Semakin Membingungkan, Agen Keamanan Presiden Haiti Diduga Terlibat Pembunuhan
Berita Baru, Port-au-Prince – Beberapa hari setelah serangan pembunuhan Presiden Haiti Jovenel Moise, dunia internasional terus bertanya siapa dalang yang membunuh presiden dan mengapa.
Tujuh belas orang ditangkap termasuk 2 warga Amerika Serikat Solages dan Vincent setelah baku tembak dengan pihak berwenang Haiti di Petionville, kediaman Presiden Moise.
Tiga lainnya tewas dan delapan masih buron, menurut polisi Haiti. Hingga kini, pihak berwenang sedang memburu dalang operasi tersebut.
Muncul berbagai spekulasi terkait dalang pembunuhan presiden negara termiskin Amerika tersebut.
Muncul dugaan bahwa Amerika Serikat dan Kolombia terlibat atas serangan ini. Namun, Presiden Kolombia Ivan Duque pada hari Jumat (9/7) mengatakan bahwa 17 tersangka yang ditangkap itu telah pensiun menjadi tentara bayaran.
Sementara AS segera mengirim penyidik dan pejabat FBI untuk membantu penyelidikan yang sedang berlangsung atas kejahatan yang telah membuat Haiti meskipun Haiti berharap AS dan PBB juga mengirimkan bantuan militer mereka untuk mengendalikan situasi.

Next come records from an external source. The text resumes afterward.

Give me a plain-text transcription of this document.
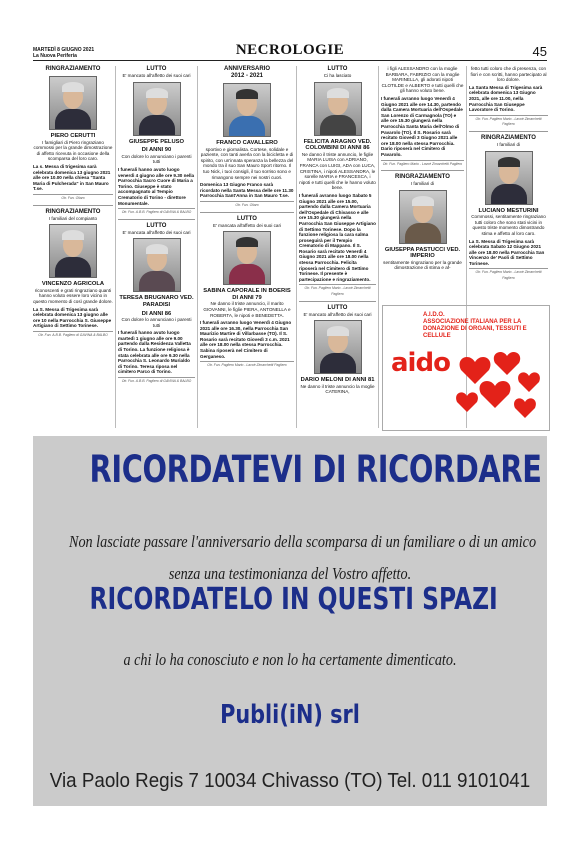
MARTEDÌ 8 GIUGNO 2021
La Nuova Periferia	NECROLOGIE	45
RINGRAZIAMENTO
PIERO CERUTTI

I famigliari di Piero ringraziano commossi per la grande dimostrazione di affetto ricevuta in occasione della scomparsa del loro caro.

La s. Messa di trigesima sarà celebrata domenica 13 giugno 2021 alle ore 10.00 nella chiesa "Santa Maria di Pulcherada" in San Mauro T.se.

Otr. Fun. Oliaro
RINGRAZIAMENTO

I familiari del compianto

VINCENZO AGRICOLA

riconoscenti e grati ringraziano quanti hanno voluto essere loro vicino in questo momento di così grande dolore.

La S. Messa di Trigesima sarà celebrata domenica 13 giugno alle ore 10 nella Parrocchia S. Giuseppe Artigiano di Settimo Torinese.

Otr. Fun. A.B.B. Pagliero di GAVINA & BALBO
LUTTO

E' mancato all'affetto dei suoi cari

GIUSEPPE PELUSO
DI ANNI 90

Con dolore lo annunciano i parenti tutti

I funerali hanno avuto luogo venerdì 4 giugno alle ore 9.30 nella Parrocchia Sacro Cuore di Maria a Torino. Giuseppe è stato accompagnato al Tempio Crematorio di Torino - direttore Monumentale.

Otr. Fun. A.B.B. Pagliero di GAVINA & BALBO
LUTTO

E' mancata all'affetto dei suoi cari

TERESA BRUGNARO VED. PARADISI
DI ANNI 86

Con dolore lo annunciano i parenti tutti

I funerali hanno avuto luogo martedì 1 giugno alle ore 9.00 partendo dalla Residenza Valletta di Torino. La funzione religiosa è stata celebrata alle ore 9.30 nella Parrocchia S. Leonardo Murialdo di Torino. Teresa riposa nel cimitero Parco di Torino.

Otr. Fun. A.B.B. Pagliero di GAVINA & BALBO
ANNIVERSARIO
2012 - 2021
FRANCO CAVALLERO

sportivo e giornalista. Cortese, solidale e paziente, con tanti averla con la bicicletta e di spirito, con un'innata speranza la bellezza del mondo tra il suo San Mauro Sport ritorno. Il tuo Nick, i tuoi consigli, il tuo sorriso sono e rimangono sempre nei nostri cuori.

Domenica 13 Giugno Franco sarà ricordato nella Santa Messa delle ore 11.30 Parrocchia Sant'Anna in San Mauro T.se.

Otr. Fun. Oliaro
LUTTO

E' mancata all'affetto dei suoi cari

SABINA CAPORALE IN BOERIS DI ANNI 79

Ne danno il triste annuncio, il marito GIOVANNI, le figlie PIERA, ANTONELLA e ROBERTA, le nipoti e BENEDETTA.

I funerali avranno luogo Venerdì 4 Giugno 2021 alle ore 16.30, nella Parrocchia San Maurizio Martire di Villarbasse (TO). Il S. Rosario sarà recitato Giovedì 3 c.m. 2021 alle ore 18.00 nella stessa Parrocchia. Sabina riposerà nel Cimitero di Gerganeso.

Otr. Fun. Pagliero Mario - Lavoè Zimarchetti Pagliero
LUTTO

Ci ha lasciato

FELICITA ARAGNO VED. COLOMBINI DI ANNI 86

Ne danno il triste annuncio, le figlie MARIA LUISA con ADRIANO, FRANCA con LUIGI, ADA con LUCA, CRISTINA, i nipoti ALESSANDRA, le sorelle MARIA e FRANCESCA, i nipoti e tutti quelli che le hanno voluto bene.

I funerali avranno luogo Sabato 5 Giugno 2021 alle ore 15.00, partendo dalla Camera Mortuaria dell'Ospedale di Chivasso e alle ore 15.30 giungerà nella Parrocchia San Giuseppe Artigiano di Settimo Torinese. Dopo la funzione religiosa la cara salma proseguirà per il Tempio Crematorio di Mappano. Il S. Rosario sarà recitato Venerdì 4 Giugno 2021 alle ore 18.00 nella stessa Parrocchia. Felicita riposerà nel Cimitero di Settimo Torinese. Il presente è partecipazione e ringraziamento.

Otr. Fun. Pagliero Mario - Lavoè Zimarchetti Pagliero
LUTTO

E' mancato all'affetto dei suoi cari

DARIO MELONI DI ANNI 81

Ne danno il triste annuncio la moglie CATERINA,

i figli ALESSANDRO con la moglie BARBARA, FABRIZIO con la moglie MARINELLA, gli adorati nipoti CLOTILDE e ALBERTO e tutti quelli che gli hanno voluto bene.

I funerali avranno luogo Venerdì 4 Giugno 2021 alle ore 14.30, partendo dalla Camera Mortuaria dell'Ospedale San Lorenzo di Carmagnola (TO) e alle ore 15.30 giungerà nella Parrocchia Santa Maria dell'Olmo di Pavarolo (TO). Il S. Rosario sarà recitato Giovedì 3 Giugno 2021 alle ore 18.00 nella stessa Parrocchia. Dario riposerà nel Cimitero di Pavarolo.

Otr. Fun. Pagliero Mario - Lavoè Zimarchetti Pagliero
RINGRAZIAMENTO

I familiari di

GIUSEPPA PASTUCCI VED. IMPERIO

sentitamente ringraziano per la grande dimostrazione di stima e af-

fetto tutti coloro che di presenza, con fiori e con scritti, hanno partecipato al loro dolore.

La Santa Messa di Trigesima sarà celebrata domenica 13 Giugno 2021, alle ore 11.00, nella Parrocchia San Giuseppe Lavoratore di Torino.

Otr. Fun. Pagliero Mario - Lavoè Zimarchetti Pagliero
RINGRAZIAMENTO

I familiari di

LUCIANO MESTURINI

Commossi, sentitamente ringraziano tutti coloro che sono stati vicini in questo triste momento dimostrando stima e affetto al loro caro.

La S. Messa di Trigesima sarà celebrata Sabato 12 Giugno 2021 alle ore 18.00 nella Parrocchia San Vincenzo de' Paoli di Settimo Torinese.

Otr. Fun. Pagliero Mario - Lavoè Zimarchetti Pagliero
A.I.D.O.
ASSOCIAZIONE ITALIANA PER LA DONAZIONE DI ORGANI, TESSUTI E CELLULE
aido
RICORDATEVI DI RICORDARE
Non lasciate passare l'anniversario della scomparsa di un familiare o di un amico
senza una testimonianza del Vostro affetto.
RICORDATELO IN QUESTI SPAZI
a chi lo ha conosciuto e non lo ha certamente dimenticato.
Publi(iN) srl
Via Paolo Regis 7 10034 Chivasso (TO) Tel. 011 9101041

“Orang asing datang ke negara itu untuk melakukan kejahatan ini. Kami, warga Haiti, terkejut,” kata seorang penduduk ibu kota kepada kantor berita AFP.

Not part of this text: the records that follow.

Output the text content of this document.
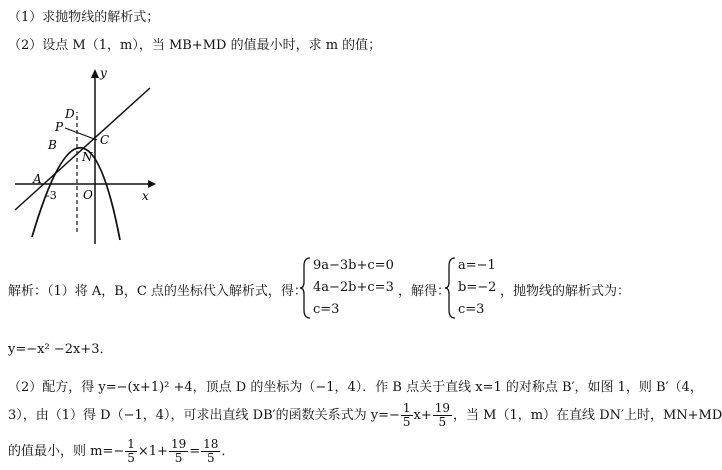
（1）求抛物线的解析式；
（2）设点 M（1，m），当 MB+MD 的值最小时，求 m 的值；
y
x
D
P
B	C
N
A
O
-3
解析：（1）将 A，B，C 点的坐标代入解析式，得：
9a−3b+c=0
4a−2b+c=3
c=3
，解得：
a=−1
b=−2
c=3
，抛物线的解析式为：
y=−x² −2x+3．
（2）配方，得 y=−(x+1)² +4，顶点 D 的坐标为（−1，4）．作 B 点关于直线 x=1 的对称点 B′，如图 1，则 B′（4，
3），由（1）得 D（−1，4），可求出直线 DB′的函数关系式为 $y=- \frac{1}{5} x+ \frac{19}{5}$ ，当 M（1，m）在直线 DN′上时，MN+MD
的值最小，则 $m=- \frac{1}{5} \times 1+ \frac{19}{5} = \frac{18}{5}$ ．
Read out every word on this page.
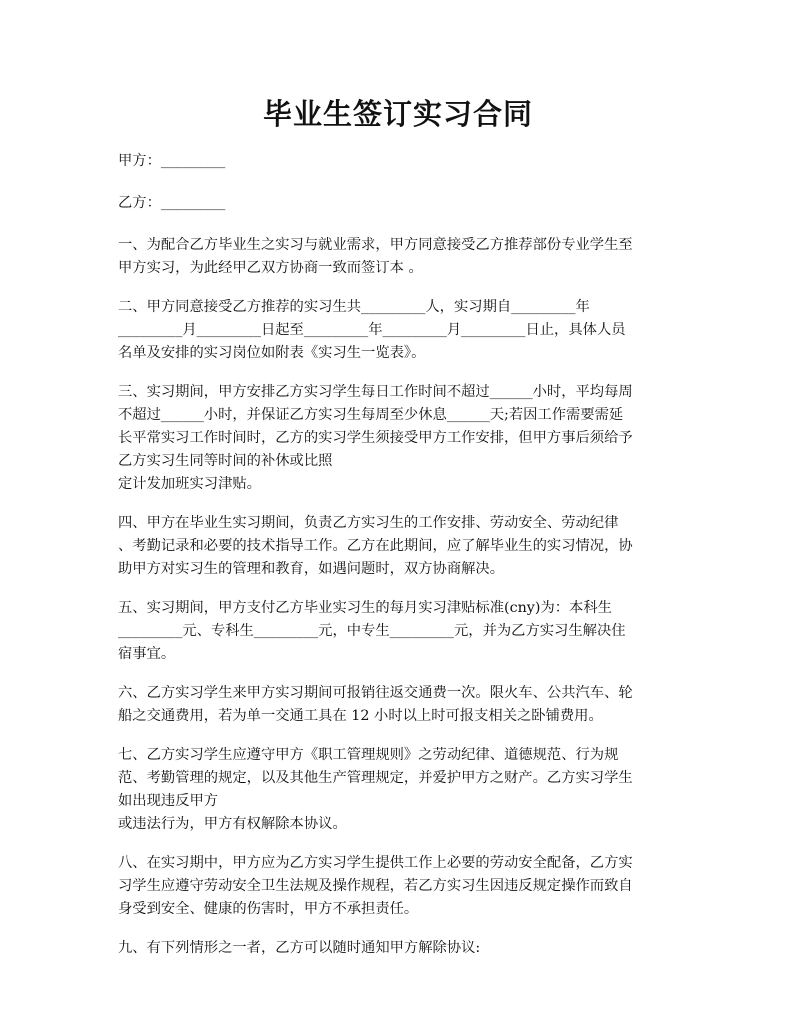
毕业生签订实习合同
甲方：_________
乙方：_________
一、为配合乙方毕业生之实习与就业需求，甲方同意接受乙方推荐部份专业学生至
甲方实习，为此经甲乙双方协商一致而签订本 。
二、甲方同意接受乙方推荐的实习生共_________人，实习期自_________年
_________月_________日起至_________年_________月_________日止，具体人员
名单及安排的实习岗位如附表《实习生一览表》。
三、实习期间，甲方安排乙方实习学生每日工作时间不超过______小时，平均每周
不超过______小时，并保证乙方实习生每周至少休息______天;若因工作需要需延
长平常实习工作时间时，乙方的实习学生须接受甲方工作安排，但甲方事后须给予
乙方实习生同等时间的补休或比照
定计发加班实习津贴。
四、甲方在毕业生实习期间，负责乙方实习生的工作安排、劳动安全、劳动纪律
、考勤记录和必要的技术指导工作。乙方在此期间，应了解毕业生的实习情况，协
助甲方对实习生的管理和教育，如遇问题时，双方协商解决。
五、实习期间，甲方支付乙方毕业实习生的每月实习津贴标准(cny)为：本科生
_________元、专科生_________元，中专生_________元，并为乙方实习生解决住
宿事宜。
六、乙方实习学生来甲方实习期间可报销往返交通费一次。限火车、公共汽车、轮
船之交通费用，若为单一交通工具在 12 小时以上时可报支相关之卧铺费用。
七、乙方实习学生应遵守甲方《职工管理规则》之劳动纪律、道德规范、行为规
范、考勤管理的规定，以及其他生产管理规定，并爱护甲方之财产。乙方实习学生
如出现违反甲方
或违法行为，甲方有权解除本协议。
八、在实习期中，甲方应为乙方实习学生提供工作上必要的劳动安全配备，乙方实
习学生应遵守劳动安全卫生法规及操作规程，若乙方实习生因违反规定操作而致自
身受到安全、健康的伤害时，甲方不承担责任。
九、有下列情形之一者，乙方可以随时通知甲方解除协议:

“Kita perlu tahu siapa di balik ini, nama mereka, latar belakang mereka agar keadilan bisa ditegakkan,” tambahnya.
Petugas polisi senior, yang secara langsung bertanggung jawab atas keamanan presiden Haiti, berada di kursi panas dan telah dipanggil untuk hadir di pengadilan, kata komisaris pemerintah Port-au-Prince, Bed-Ford Claude.
“Jika Anda bertanggung jawab atas keamanan presiden, di mana Anda? Apa yang Anda lakukan untuk menghindari nasib presiden ini?” kata Claude.

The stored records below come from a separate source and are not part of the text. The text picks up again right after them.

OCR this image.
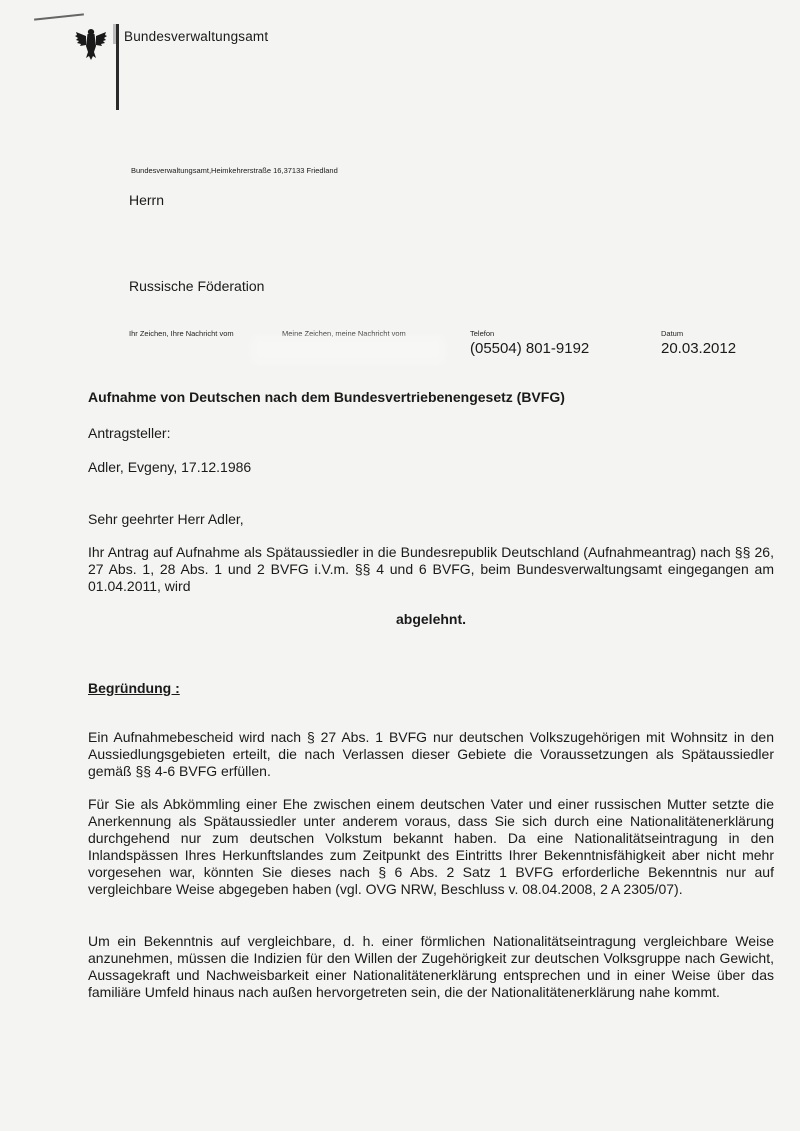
Bundesverwaltungsamt
Bundesverwaltungsamt,Heimkehrerstraße 16,37133 Friedland
Herrn
Russische Föderation
Ihr Zeichen, Ihre Nachricht vom	Meine Zeichen, meine Nachricht vom	Telefon
(05504) 801-9192
Datum
20.03.2012
Aufnahme von Deutschen nach dem Bundesvertriebenengesetz (BVFG)
Antragsteller:
Adler, Evgeny, 17.12.1986
Sehr geehrter Herr Adler,
Ihr Antrag auf Aufnahme als Spätaussiedler in die Bundesrepublik Deutschland (Aufnahmeantrag) nach §§ 26, 27 Abs. 1, 28 Abs. 1 und 2 BVFG i.V.m. §§ 4 und 6 BVFG, beim Bundesverwaltungsamt eingegangen am 01.04.2011, wird
abgelehnt.
Begründung :
Ein Aufnahmebescheid wird nach § 27 Abs. 1 BVFG nur deutschen Volkszugehörigen mit Wohnsitz in den Aussiedlungsgebieten erteilt, die nach Verlassen dieser Gebiete die Voraussetzungen als Spätaussiedler gemäß §§ 4-6 BVFG erfüllen.
Für Sie als Abkömmling einer Ehe zwischen einem deutschen Vater und einer russischen Mutter setzte die Anerkennung als Spätaussiedler unter anderem voraus, dass Sie sich durch eine Nationalitätenerklärung durchgehend nur zum deutschen Volkstum bekannt haben. Da eine Nationalitätseintragung in den Inlandspässen Ihres Herkunftslandes zum Zeitpunkt des Eintritts Ihrer Bekenntnisfähigkeit aber nicht mehr vorgesehen war, könnten Sie dieses nach § 6 Abs. 2 Satz 1 BVFG erforderliche Bekenntnis nur auf vergleichbare Weise abgegeben haben (vgl. OVG NRW, Beschluss v. 08.04.2008, 2 A 2305/07).
Um ein Bekenntnis auf vergleichbare, d. h. einer förmlichen Nationalitätseintragung vergleichbare Weise anzunehmen, müssen die Indizien für den Willen der Zugehörigkeit zur deutschen Volksgruppe nach Gewicht, Aussagekraft und Nachweisbarkeit einer Nationalitätenerklärung entsprechen und in einer Weise über das familiäre Umfeld hinaus nach außen hervorgetreten sein, die der Nationalitätenerklärung nahe kommt.
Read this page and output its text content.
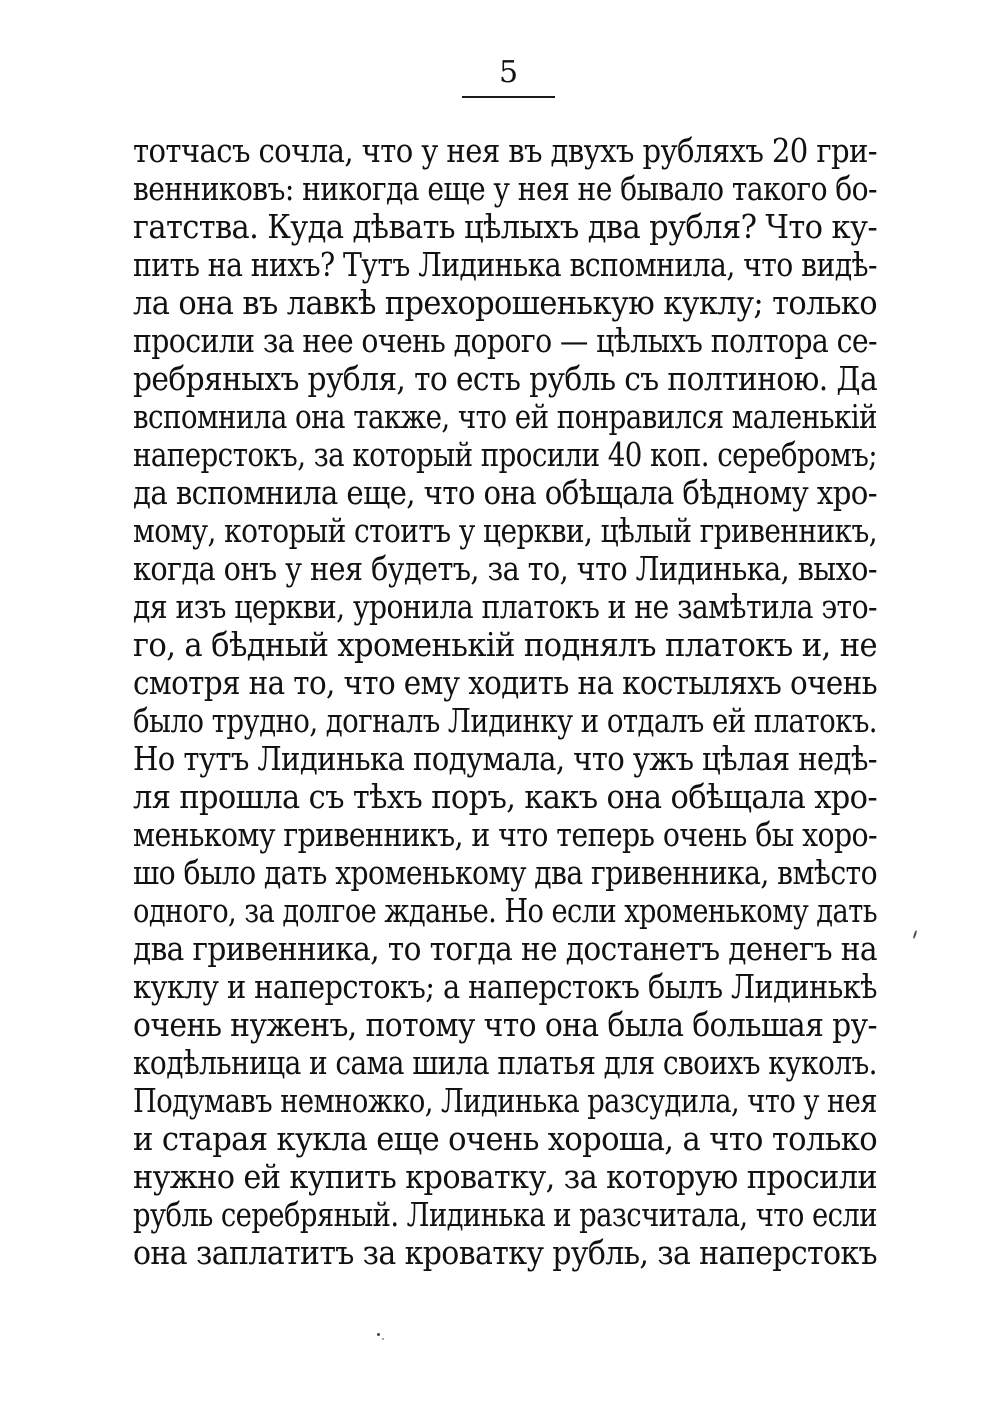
5
тотчасъ сочла, что у нея въ двухъ рубляхъ 20 гри-
венниковъ: никогда еще у нея не бывало такого бо-
гатства. Куда дѣвать цѣлыхъ два рубля? Что ку-
пить на нихъ? Тутъ Лидинька вспомнила, что видѣ-
ла она въ лавкѣ прехорошенькую куклу; только
просили за нее очень дорого — цѣлыхъ полтора се-
ребряныхъ рубля, то есть рубль съ полтиною. Да
вспомнила она также, что ей понравился маленькій
наперстокъ, за который просили 40 коп. серебромъ;
да вспомнила еще, что она обѣщала бѣдному хро-
мому, который стоитъ у церкви, цѣлый гривенникъ,
когда онъ у нея будетъ, за то, что Лидинька, выхо-
дя изъ церкви, уронила платокъ и не замѣтила это-
го, а бѣдный хроменькій поднялъ платокъ и, не
смотря на то, что ему ходить на костыляхъ очень
было трудно, догналъ Лидинку и отдалъ ей платокъ.
Но тутъ Лидинька подумала, что ужъ цѣлая недѣ-
ля прошла съ тѣхъ поръ, какъ она обѣщала хро-
менькому гривенникъ, и что теперь очень бы хоро-
шо было дать хроменькому два гривенника, вмѣсто
одного, за долгое жданье. Но если хроменькому дать
два гривенника, то тогда не достанетъ денегъ на
куклу и наперстокъ; а наперстокъ былъ Лидинькѣ
очень нуженъ, потому что она была большая ру-
кодѣльница и сама шила платья для своихъ куколъ.
Подумавъ немножко, Лидинька разсудила, что у нея
и старая кукла еще очень хороша, а что только
нужно ей купить кроватку, за которую просили
рубль серебряный. Лидинька и разсчитала, что если
она заплатитъ за кроватку рубль, за наперстокъ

Spekulasi dan dugaan tentang kemungkinan keterlibatan agen keamanan dalam pembunuhan itu juga menambah kebingungan masyarakat.
“Presiden republik, Jovenel Moise, dibunuh oleh agen keamanannya,” kata mantan Senator Haiti Steven Benoit di radio Magik9, Jumat (9/7), via Aljazeera.
“Bukan orang Kolombia yang membunuhnya. Mereka dikontrak oleh negara Haiti,” imbuhnya.
Moise telah menghadapi protes massal terhadap pemerintahannya sejak menjabat pada 2017 – pertama karena tuduhan korupsi dan pengelolaan ekonominya, kemudian terhadap cengkeramannya yang meningkat pada kekuasaan. Haiti sendiri merupakan sebuah negara yang telah dilanda kemiskinan dan perang antar geng.
Moise sendiri berbicara tentang kekuatan gelap yang bermain di balik kerusuhan: sesama politisi dan oligarki korup yang merasa usahanya untuk membersihkan kontrak pemerintah dan mereformasi politik Haiti bertentangan dengan kepentingan mereka.
Pemerintah Haiti mengumumkan keadaan darurat 15 hari pada hari Rabu untuk membantu pihak berwenang menangkap para pembunuh tetapi sejak itu mendesak bisnis untuk membuka kembali.
Pembunuhan Moise memicu kebingungan tentang siapa yang sekarang menjadi pemimpin sah negara berpenduduk 11 juta orang, termiskin di Amerika.
“Pembunuhan itu … telah memprovokasi kekosongan politik dan kelembagaan di tingkat tertinggi negara bagian,” kata politisi oposisi Haiti Andre Michel. “Tidak ada ketentuan konstitusional untuk situasi luar biasa ini.”
Konstitusi 1987 menetapkan kepala Mahkamah Agung harus mengambil alih. Tapi saat ini tidak ada seorang pun dalam peran itu. Juga tidak ada parlemen yang duduk, menyusul penundaan pemilihan pada 2019.